Music Box Theatre Assistant Technical Director Rebecca Lyon displays frames of a reel from the film “Oppenheimer” on a light table as it is rewound during a showing Saturday, July 29, 2023, in Chicago. Lyon said the 70mm version of the three-hour film involves nine reels used on dual gauge projectors.
Photo by (John J. Kim/Chicago Tribune/TNS)

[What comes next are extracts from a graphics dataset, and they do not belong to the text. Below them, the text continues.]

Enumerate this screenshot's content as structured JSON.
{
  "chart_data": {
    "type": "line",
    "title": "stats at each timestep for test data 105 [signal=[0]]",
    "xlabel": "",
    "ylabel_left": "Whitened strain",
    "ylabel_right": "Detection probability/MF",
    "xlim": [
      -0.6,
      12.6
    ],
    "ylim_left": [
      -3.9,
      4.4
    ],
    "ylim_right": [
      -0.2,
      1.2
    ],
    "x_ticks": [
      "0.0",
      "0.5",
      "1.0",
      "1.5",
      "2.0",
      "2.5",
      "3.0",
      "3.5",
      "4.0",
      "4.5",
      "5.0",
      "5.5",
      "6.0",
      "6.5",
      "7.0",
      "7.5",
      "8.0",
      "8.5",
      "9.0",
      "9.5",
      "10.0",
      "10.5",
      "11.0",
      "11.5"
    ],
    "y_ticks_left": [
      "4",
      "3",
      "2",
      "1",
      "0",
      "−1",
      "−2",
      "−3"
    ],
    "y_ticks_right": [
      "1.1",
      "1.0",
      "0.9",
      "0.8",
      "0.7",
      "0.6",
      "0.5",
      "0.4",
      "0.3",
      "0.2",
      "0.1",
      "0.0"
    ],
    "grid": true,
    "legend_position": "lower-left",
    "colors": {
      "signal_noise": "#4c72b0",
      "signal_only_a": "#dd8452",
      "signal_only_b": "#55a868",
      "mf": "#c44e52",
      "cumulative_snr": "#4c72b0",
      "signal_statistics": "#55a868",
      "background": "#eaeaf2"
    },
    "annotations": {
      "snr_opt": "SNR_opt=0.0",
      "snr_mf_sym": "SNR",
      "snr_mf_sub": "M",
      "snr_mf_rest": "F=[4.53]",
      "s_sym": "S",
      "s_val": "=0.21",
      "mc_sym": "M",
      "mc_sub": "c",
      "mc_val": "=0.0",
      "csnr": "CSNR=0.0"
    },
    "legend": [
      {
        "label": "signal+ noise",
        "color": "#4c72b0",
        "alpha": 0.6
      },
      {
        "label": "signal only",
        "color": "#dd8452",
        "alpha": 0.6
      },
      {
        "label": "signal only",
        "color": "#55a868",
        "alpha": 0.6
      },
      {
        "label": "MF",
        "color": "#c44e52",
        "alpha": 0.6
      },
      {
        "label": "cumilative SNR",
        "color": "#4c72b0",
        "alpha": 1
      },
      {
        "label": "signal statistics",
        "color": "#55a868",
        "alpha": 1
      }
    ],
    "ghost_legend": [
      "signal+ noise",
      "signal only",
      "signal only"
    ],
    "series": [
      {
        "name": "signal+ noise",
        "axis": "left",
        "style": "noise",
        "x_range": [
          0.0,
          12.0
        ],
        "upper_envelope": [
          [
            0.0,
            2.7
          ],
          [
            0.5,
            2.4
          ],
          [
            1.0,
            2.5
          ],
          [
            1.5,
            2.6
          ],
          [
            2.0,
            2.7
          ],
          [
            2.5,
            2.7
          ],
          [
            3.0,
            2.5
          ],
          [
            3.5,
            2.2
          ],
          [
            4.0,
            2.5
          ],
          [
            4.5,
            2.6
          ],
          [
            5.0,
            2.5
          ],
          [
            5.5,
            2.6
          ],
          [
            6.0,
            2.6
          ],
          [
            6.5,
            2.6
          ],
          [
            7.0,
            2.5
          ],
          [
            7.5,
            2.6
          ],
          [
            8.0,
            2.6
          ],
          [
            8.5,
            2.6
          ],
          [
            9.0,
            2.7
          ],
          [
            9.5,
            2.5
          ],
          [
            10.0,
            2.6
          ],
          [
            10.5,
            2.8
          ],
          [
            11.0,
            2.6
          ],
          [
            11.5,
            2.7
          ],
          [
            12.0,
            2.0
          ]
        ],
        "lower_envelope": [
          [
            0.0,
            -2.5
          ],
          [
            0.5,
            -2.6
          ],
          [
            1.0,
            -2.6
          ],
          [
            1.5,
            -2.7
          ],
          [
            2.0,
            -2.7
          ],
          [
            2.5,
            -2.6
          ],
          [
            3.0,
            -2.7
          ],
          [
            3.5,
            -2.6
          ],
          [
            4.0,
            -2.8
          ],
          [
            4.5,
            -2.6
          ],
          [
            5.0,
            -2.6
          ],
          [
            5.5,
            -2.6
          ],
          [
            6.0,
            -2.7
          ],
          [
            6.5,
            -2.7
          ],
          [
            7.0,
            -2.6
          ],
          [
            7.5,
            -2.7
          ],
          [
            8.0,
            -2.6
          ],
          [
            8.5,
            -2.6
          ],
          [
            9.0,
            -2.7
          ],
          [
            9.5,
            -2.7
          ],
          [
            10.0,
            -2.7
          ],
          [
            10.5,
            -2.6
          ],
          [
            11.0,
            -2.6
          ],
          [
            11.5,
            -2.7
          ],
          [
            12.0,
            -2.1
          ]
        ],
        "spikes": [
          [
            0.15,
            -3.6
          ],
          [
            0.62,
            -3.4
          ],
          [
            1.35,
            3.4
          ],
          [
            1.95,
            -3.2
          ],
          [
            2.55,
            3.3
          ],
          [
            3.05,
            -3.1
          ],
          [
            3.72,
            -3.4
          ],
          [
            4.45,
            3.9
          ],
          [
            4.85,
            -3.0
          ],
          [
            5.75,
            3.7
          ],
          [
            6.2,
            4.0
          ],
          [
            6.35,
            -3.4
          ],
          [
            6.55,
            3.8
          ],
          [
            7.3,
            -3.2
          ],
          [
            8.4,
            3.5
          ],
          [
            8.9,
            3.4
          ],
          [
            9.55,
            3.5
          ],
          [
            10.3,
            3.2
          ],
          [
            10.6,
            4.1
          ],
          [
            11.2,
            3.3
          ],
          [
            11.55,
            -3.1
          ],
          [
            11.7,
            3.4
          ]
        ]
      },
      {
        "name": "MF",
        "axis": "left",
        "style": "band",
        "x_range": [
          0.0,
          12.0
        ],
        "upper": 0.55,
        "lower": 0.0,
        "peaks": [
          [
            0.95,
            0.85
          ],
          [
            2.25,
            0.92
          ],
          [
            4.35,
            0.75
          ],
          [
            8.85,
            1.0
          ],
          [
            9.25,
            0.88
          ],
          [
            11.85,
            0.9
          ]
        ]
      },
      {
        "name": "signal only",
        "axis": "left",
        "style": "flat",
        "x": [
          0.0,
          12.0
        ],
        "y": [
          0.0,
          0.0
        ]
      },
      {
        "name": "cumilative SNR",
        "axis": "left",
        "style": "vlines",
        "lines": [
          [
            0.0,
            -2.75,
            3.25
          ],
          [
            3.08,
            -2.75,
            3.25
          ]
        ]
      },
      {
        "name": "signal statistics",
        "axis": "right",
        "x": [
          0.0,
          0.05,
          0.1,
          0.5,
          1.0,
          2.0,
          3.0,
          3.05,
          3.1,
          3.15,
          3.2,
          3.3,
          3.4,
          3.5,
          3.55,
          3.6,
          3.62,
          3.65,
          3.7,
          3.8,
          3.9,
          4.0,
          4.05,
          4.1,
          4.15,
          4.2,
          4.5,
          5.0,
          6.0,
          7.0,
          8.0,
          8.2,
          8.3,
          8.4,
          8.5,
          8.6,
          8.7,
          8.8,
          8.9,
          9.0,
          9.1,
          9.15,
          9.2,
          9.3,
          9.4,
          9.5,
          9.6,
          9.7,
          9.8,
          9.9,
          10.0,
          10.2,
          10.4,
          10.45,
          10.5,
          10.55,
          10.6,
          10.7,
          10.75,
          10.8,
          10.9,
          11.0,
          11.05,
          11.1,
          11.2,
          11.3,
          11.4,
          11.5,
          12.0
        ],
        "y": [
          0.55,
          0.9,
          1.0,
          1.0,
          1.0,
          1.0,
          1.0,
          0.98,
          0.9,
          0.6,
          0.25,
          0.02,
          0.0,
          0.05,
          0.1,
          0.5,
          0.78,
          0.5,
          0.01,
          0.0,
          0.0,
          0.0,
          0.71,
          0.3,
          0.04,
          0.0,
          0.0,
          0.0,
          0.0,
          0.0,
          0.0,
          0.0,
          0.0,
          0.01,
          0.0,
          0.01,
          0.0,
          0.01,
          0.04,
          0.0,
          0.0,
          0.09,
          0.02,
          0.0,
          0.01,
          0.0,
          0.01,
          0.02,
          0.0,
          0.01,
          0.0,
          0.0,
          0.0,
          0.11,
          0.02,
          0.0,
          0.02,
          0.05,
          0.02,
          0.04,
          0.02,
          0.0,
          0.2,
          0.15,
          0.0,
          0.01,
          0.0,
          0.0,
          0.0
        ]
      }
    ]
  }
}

My first takeaway sitting in the theater was how loud this movie was. I had never experienced anything like it. Be it the movie’s extraordinary score, composed by musician Ludwig Göransson, or the atomic explosion, I did not have much left of my hearing afterwards. Nonetheless, the loudness serves a purpose: It rips you from your bubble and places you in the midst of one of the gravest decisions made by the U.S. government—not to mention my newfound knowledge on how a team of scientists in New Mexico risked world obliteration to back it. Going in, I was afraid that the film would downplay the effects of such a choice (there is certainly some nuance missing, as it is strictly from the American perspective), but Nolan sends audiences off with an explosive, apocalyptic warning. I found myself left with feelings not so far from Oppenheimer’s solemn attitude about his contribution to U.S. history. But, hey, at least we got to see Albert Einstein!

(P.S.) The film is somewhat known for its intimate scenes between Oppenheimer and actress Florence Pugh’s character, Jean Tatlock, and I guess now I understand why. I will spare the details, but know that there is a lot of “staring into your soul” through the screen. And that kind of eye contact makes me uncomfortable—sorry, Nolan!